If you expand the desired form, you get
[tex]a\sin(bx+c)=a(\sin bx\cos c+\cos bx\sin c)[/tex]
and if we match this up with the given form, we can see that [tex]b=4[/tex], and we have to find [tex]a[/tex] and [tex]c[/tex] such that
[tex]\begin{cases}a\cos c=-6\\a\sin c=-2\end{cases}[/tex]
If we divide the second equation by the first, we have
[tex]\dfrac{a\sin c}{a\cos c}=\dfrac{-2}{-6}\iff\tan c=\dfrac13[/tex]

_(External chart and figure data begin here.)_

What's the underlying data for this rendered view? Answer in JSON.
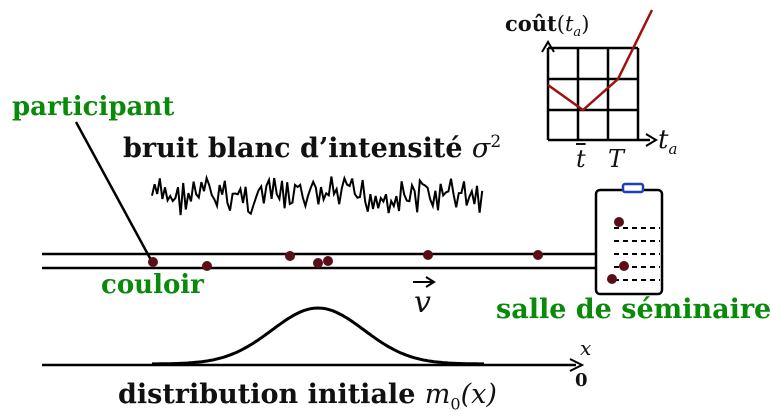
{
  "labels": {
    "participant": "participant",
    "noise_prefix": "bruit blanc d’intensité ",
    "noise_symbol": "σ",
    "noise_exponent": "2",
    "corridor": "couloir",
    "velocity_symbol": "v",
    "room": "salle de séminaire",
    "distribution_prefix": "distribution initiale ",
    "distribution_symbol": "m",
    "distribution_subscript": "0",
    "distribution_arg": "(x)",
    "axis_x": "x",
    "axis_origin": "0"
  },
  "cost_plot": {
    "title_word": "coût",
    "title_arg_open": "(",
    "title_var": "t",
    "title_sub": "a",
    "title_arg_close": ")",
    "xlabel_var": "t",
    "xlabel_sub": "a",
    "tick_tbar": "t",
    "tick_T": "T"
  },
  "colors": {
    "label_green": "#0a8a0a",
    "cost_curve": "#a01010",
    "participant_dot": "#5a0f18",
    "board_marker": "#1f3fbf"
  },
  "icons": {
    "room_board": "whiteboard-icon",
    "noise": "white-noise-signal"
  }
}
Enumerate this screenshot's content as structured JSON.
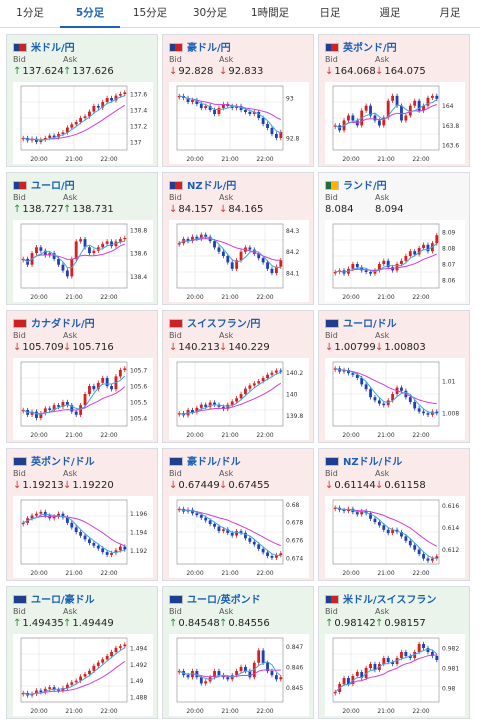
{
  "tabs": [
    {
      "label": "1分足",
      "active": false
    },
    {
      "label": "5分足",
      "active": true
    },
    {
      "label": "15分足",
      "active": false
    },
    {
      "label": "30分足",
      "active": false
    },
    {
      "label": "1時間足",
      "active": false
    },
    {
      "label": "日足",
      "active": false
    },
    {
      "label": "週足",
      "active": false
    },
    {
      "label": "月足",
      "active": false
    }
  ],
  "labels": {
    "bid": "Bid",
    "ask": "Ask"
  },
  "colors": {
    "up": "#2e8b3c",
    "down": "#d23b3b",
    "candle_up": "#d81e1e",
    "candle_down": "#1f3fb8",
    "ma_short": "#3da7e8",
    "ma_long": "#d43fd4",
    "link": "#1a5fb4"
  },
  "cards": [
    {
      "pair": "米ドル/円",
      "flag": [
        "#1e3f8f",
        "#cc2222"
      ],
      "trend": "up",
      "bid": "137.624",
      "ask": "137.626",
      "arrow": "↑",
      "chart_data": {
        "type": "candlestick",
        "x_ticks": [
          "20:00",
          "21:00",
          "22:00"
        ],
        "y_ticks": [
          "137.6",
          "137.4",
          "137.2",
          "137"
        ],
        "ylim": [
          136.9,
          137.7
        ],
        "close_path": [
          137.05,
          137.02,
          137.04,
          137.0,
          137.03,
          137.05,
          137.08,
          137.06,
          137.1,
          137.12,
          137.18,
          137.22,
          137.25,
          137.3,
          137.32,
          137.38,
          137.45,
          137.43,
          137.5,
          137.55,
          137.52,
          137.58,
          137.6,
          137.62
        ]
      }
    },
    {
      "pair": "豪ドル/円",
      "flag": [
        "#1e3f8f",
        "#cc2222"
      ],
      "trend": "down",
      "bid": "92.828",
      "ask": "92.833",
      "arrow": "↓",
      "chart_data": {
        "type": "candlestick",
        "x_ticks": [
          "20:00",
          "21:00",
          "22:00"
        ],
        "y_ticks": [
          "93",
          "92.8"
        ],
        "ylim": [
          92.74,
          93.06
        ],
        "close_path": [
          93.01,
          93.0,
          92.98,
          92.99,
          92.97,
          92.95,
          92.96,
          92.94,
          92.92,
          92.95,
          92.97,
          92.96,
          92.95,
          92.96,
          92.94,
          92.93,
          92.92,
          92.93,
          92.9,
          92.87,
          92.85,
          92.82,
          92.8,
          92.83
        ]
      }
    },
    {
      "pair": "英ポンド/円",
      "flag": [
        "#1e3f8f",
        "#cc2222"
      ],
      "trend": "down",
      "bid": "164.068",
      "ask": "164.075",
      "arrow": "↓",
      "chart_data": {
        "type": "candlestick",
        "x_ticks": [
          "20:00",
          "21:00",
          "22:00"
        ],
        "y_ticks": [
          "164",
          "163.8",
          "163.6"
        ],
        "ylim": [
          163.55,
          164.2
        ],
        "close_path": [
          163.8,
          163.75,
          163.85,
          163.9,
          163.85,
          163.8,
          163.95,
          164.0,
          163.9,
          163.85,
          163.8,
          163.88,
          164.05,
          164.1,
          164.0,
          163.85,
          163.9,
          164.0,
          164.05,
          163.95,
          164.0,
          164.08,
          164.1,
          164.07
        ]
      }
    },
    {
      "pair": "ユーロ/円",
      "flag": [
        "#1e3f8f",
        "#cc2222"
      ],
      "trend": "up",
      "bid": "138.727",
      "ask": "138.731",
      "arrow": "↑",
      "chart_data": {
        "type": "candlestick",
        "x_ticks": [
          "20:00",
          "21:00",
          "22:00"
        ],
        "y_ticks": [
          "138.8",
          "138.6",
          "138.4"
        ],
        "ylim": [
          138.3,
          138.85
        ],
        "close_path": [
          138.55,
          138.5,
          138.6,
          138.65,
          138.62,
          138.58,
          138.6,
          138.55,
          138.5,
          138.45,
          138.4,
          138.55,
          138.7,
          138.72,
          138.65,
          138.6,
          138.62,
          138.65,
          138.68,
          138.7,
          138.66,
          138.7,
          138.72,
          138.73
        ]
      }
    },
    {
      "pair": "NZドル/円",
      "flag": [
        "#1e3f8f",
        "#cc2222"
      ],
      "trend": "down",
      "bid": "84.157",
      "ask": "84.165",
      "arrow": "↓",
      "chart_data": {
        "type": "candlestick",
        "x_ticks": [
          "20:00",
          "21:00",
          "22:00"
        ],
        "y_ticks": [
          "84.3",
          "84.2",
          "84.1"
        ],
        "ylim": [
          84.03,
          84.33
        ],
        "close_path": [
          84.24,
          84.26,
          84.25,
          84.27,
          84.26,
          84.28,
          84.27,
          84.25,
          84.22,
          84.2,
          84.18,
          84.15,
          84.12,
          84.16,
          84.2,
          84.22,
          84.21,
          84.19,
          84.17,
          84.15,
          84.12,
          84.1,
          84.13,
          84.16
        ]
      }
    },
    {
      "pair": "ランド/円",
      "flag": [
        "#1e6f3f",
        "#ffb000"
      ],
      "trend": "neutral",
      "bid": "8.084",
      "ask": "8.094",
      "arrow": "",
      "chart_data": {
        "type": "candlestick",
        "x_ticks": [
          "20:00",
          "21:00",
          "22:00"
        ],
        "y_ticks": [
          "8.09",
          "8.08",
          "8.07",
          "8.06"
        ],
        "ylim": [
          8.055,
          8.095
        ],
        "close_path": [
          8.065,
          8.066,
          8.064,
          8.067,
          8.07,
          8.068,
          8.066,
          8.065,
          8.064,
          8.066,
          8.07,
          8.072,
          8.068,
          8.066,
          8.07,
          8.072,
          8.075,
          8.078,
          8.076,
          8.08,
          8.082,
          8.078,
          8.083,
          8.088
        ]
      }
    },
    {
      "pair": "カナダドル/円",
      "flag": [
        "#cc2222",
        "#cc2222"
      ],
      "trend": "down",
      "bid": "105.709",
      "ask": "105.716",
      "arrow": "↓",
      "chart_data": {
        "type": "candlestick",
        "x_ticks": [
          "20:00",
          "21:00",
          "22:00"
        ],
        "y_ticks": [
          "105.7",
          "105.6",
          "105.5",
          "105.4"
        ],
        "ylim": [
          105.35,
          105.75
        ],
        "close_path": [
          105.45,
          105.42,
          105.44,
          105.4,
          105.43,
          105.46,
          105.45,
          105.48,
          105.47,
          105.5,
          105.48,
          105.44,
          105.42,
          105.48,
          105.55,
          105.6,
          105.58,
          105.62,
          105.65,
          105.6,
          105.58,
          105.66,
          105.7,
          105.71
        ]
      }
    },
    {
      "pair": "スイスフラン/円",
      "flag": [
        "#cc2222",
        "#cc2222"
      ],
      "trend": "down",
      "bid": "140.213",
      "ask": "140.229",
      "arrow": "↓",
      "chart_data": {
        "type": "candlestick",
        "x_ticks": [
          "20:00",
          "21:00",
          "22:00"
        ],
        "y_ticks": [
          "140.2",
          "140",
          "139.8"
        ],
        "ylim": [
          139.7,
          140.3
        ],
        "close_path": [
          139.82,
          139.8,
          139.85,
          139.83,
          139.87,
          139.9,
          139.88,
          139.92,
          139.9,
          139.88,
          139.86,
          139.9,
          139.93,
          139.96,
          140.0,
          140.05,
          140.08,
          140.1,
          140.12,
          140.15,
          140.18,
          140.2,
          140.22,
          140.21
        ]
      }
    },
    {
      "pair": "ユーロ/ドル",
      "flag": [
        "#1e3f8f",
        "#1e3f8f"
      ],
      "trend": "down",
      "bid": "1.00799",
      "ask": "1.00803",
      "arrow": "↓",
      "chart_data": {
        "type": "candlestick",
        "x_ticks": [
          "20:00",
          "21:00",
          "22:00"
        ],
        "y_ticks": [
          "1.01",
          "1.008"
        ],
        "ylim": [
          1.0072,
          1.0112
        ],
        "close_path": [
          1.0108,
          1.0106,
          1.0107,
          1.0105,
          1.0104,
          1.0102,
          1.0098,
          1.0095,
          1.009,
          1.0088,
          1.0086,
          1.0085,
          1.0088,
          1.0092,
          1.0096,
          1.0094,
          1.009,
          1.0087,
          1.0083,
          1.0081,
          1.008,
          1.0079,
          1.0081,
          1.008
        ]
      }
    },
    {
      "pair": "英ポンド/ドル",
      "flag": [
        "#1e3f8f",
        "#1e3f8f"
      ],
      "trend": "down",
      "bid": "1.19213",
      "ask": "1.19220",
      "arrow": "↓",
      "chart_data": {
        "type": "candlestick",
        "x_ticks": [
          "20:00",
          "21:00",
          "22:00"
        ],
        "y_ticks": [
          "1.196",
          "1.194",
          "1.192"
        ],
        "ylim": [
          1.1905,
          1.1975
        ],
        "close_path": [
          1.195,
          1.1955,
          1.1958,
          1.196,
          1.1962,
          1.1958,
          1.1955,
          1.1957,
          1.196,
          1.1956,
          1.195,
          1.1945,
          1.194,
          1.1936,
          1.1932,
          1.1928,
          1.1925,
          1.1922,
          1.1918,
          1.1915,
          1.1917,
          1.192,
          1.1924,
          1.1921
        ]
      }
    },
    {
      "pair": "豪ドル/ドル",
      "flag": [
        "#1e3f8f",
        "#1e3f8f"
      ],
      "trend": "down",
      "bid": "0.67449",
      "ask": "0.67455",
      "arrow": "↓",
      "chart_data": {
        "type": "candlestick",
        "x_ticks": [
          "20:00",
          "21:00",
          "22:00"
        ],
        "y_ticks": [
          "0.68",
          "0.678",
          "0.676",
          "0.674"
        ],
        "ylim": [
          0.6733,
          0.6805
        ],
        "close_path": [
          0.6795,
          0.6792,
          0.6794,
          0.679,
          0.6788,
          0.6785,
          0.6782,
          0.6778,
          0.6775,
          0.677,
          0.6772,
          0.6768,
          0.6765,
          0.677,
          0.6768,
          0.6762,
          0.6758,
          0.6755,
          0.675,
          0.6746,
          0.6742,
          0.674,
          0.6743,
          0.6745
        ]
      }
    },
    {
      "pair": "NZドル/ドル",
      "flag": [
        "#1e3f8f",
        "#1e3f8f"
      ],
      "trend": "down",
      "bid": "0.61144",
      "ask": "0.61158",
      "arrow": "↓",
      "chart_data": {
        "type": "candlestick",
        "x_ticks": [
          "20:00",
          "21:00",
          "22:00"
        ],
        "y_ticks": [
          "0.616",
          "0.614",
          "0.612"
        ],
        "ylim": [
          0.6107,
          0.6165
        ],
        "close_path": [
          0.6158,
          0.6156,
          0.6155,
          0.6157,
          0.6154,
          0.6152,
          0.6155,
          0.6153,
          0.6148,
          0.6145,
          0.6142,
          0.6138,
          0.6135,
          0.6138,
          0.6136,
          0.6132,
          0.6128,
          0.6124,
          0.612,
          0.6116,
          0.6112,
          0.611,
          0.6112,
          0.6114
        ]
      }
    },
    {
      "pair": "ユーロ/豪ドル",
      "flag": [
        "#1e3f8f",
        "#1e3f8f"
      ],
      "trend": "up",
      "bid": "1.49435",
      "ask": "1.49449",
      "arrow": "↑",
      "chart_data": {
        "type": "candlestick",
        "x_ticks": [
          "20:00",
          "21:00",
          "22:00"
        ],
        "y_ticks": [
          "1.494",
          "1.492",
          "1.49",
          "1.488"
        ],
        "ylim": [
          1.4874,
          1.4952
        ],
        "close_path": [
          1.4885,
          1.4882,
          1.4884,
          1.4888,
          1.4886,
          1.489,
          1.4892,
          1.4889,
          1.4888,
          1.4891,
          1.4895,
          1.4898,
          1.49,
          1.4905,
          1.4908,
          1.4912,
          1.4918,
          1.4922,
          1.4926,
          1.493,
          1.4935,
          1.494,
          1.4942,
          1.4944
        ]
      }
    },
    {
      "pair": "ユーロ/英ポンド",
      "flag": [
        "#1e3f8f",
        "#1e3f8f"
      ],
      "trend": "up",
      "bid": "0.84548",
      "ask": "0.84556",
      "arrow": "↑",
      "chart_data": {
        "type": "candlestick",
        "x_ticks": [
          "20:00",
          "21:00",
          "22:00"
        ],
        "y_ticks": [
          "0.847",
          "0.846",
          "0.845"
        ],
        "ylim": [
          0.8443,
          0.8474
        ],
        "close_path": [
          0.8458,
          0.8456,
          0.8455,
          0.8458,
          0.8455,
          0.8452,
          0.8453,
          0.8455,
          0.8458,
          0.8456,
          0.8455,
          0.8454,
          0.8456,
          0.8458,
          0.846,
          0.8458,
          0.8455,
          0.8462,
          0.8468,
          0.8462,
          0.8458,
          0.8456,
          0.8454,
          0.8455
        ]
      }
    },
    {
      "pair": "米ドル/スイスフラン",
      "flag": [
        "#1e3f8f",
        "#cc2222"
      ],
      "trend": "up",
      "bid": "0.98142",
      "ask": "0.98157",
      "arrow": "↑",
      "chart_data": {
        "type": "candlestick",
        "x_ticks": [
          "20:00",
          "21:00",
          "22:00"
        ],
        "y_ticks": [
          "0.982",
          "0.981",
          "0.98"
        ],
        "ylim": [
          0.9793,
          0.9825
        ],
        "close_path": [
          0.9798,
          0.9802,
          0.9805,
          0.9802,
          0.9806,
          0.9808,
          0.9805,
          0.981,
          0.9812,
          0.9809,
          0.9812,
          0.9815,
          0.9813,
          0.9812,
          0.9815,
          0.9818,
          0.9816,
          0.9815,
          0.9818,
          0.9822,
          0.982,
          0.9818,
          0.9816,
          0.9814
        ]
      }
    }
  ]
}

If we assume [tex]-\dfrac\pi2<c<\dfrac\pi2[/tex], then we can take the inverse tangent of both sides to get [tex]c=\tan^{-1}\left(\dfrac13\right)[/tex]. If we do this, then we find
[tex]a\sin\left(\tan^{-1}\left(\dfrac13\right)\right)=\dfrac a{\sqrt{10}}=-2\implies a=-2\sqrt{10}[/tex]
So we can rewrite
[tex]y=-6\sin4x-2\cos4x[/tex]
as
[tex]y=-2\sqrt{10}\sin\left(4x+\tan^{-1}\left(\dfrac13\right)\right)[/tex]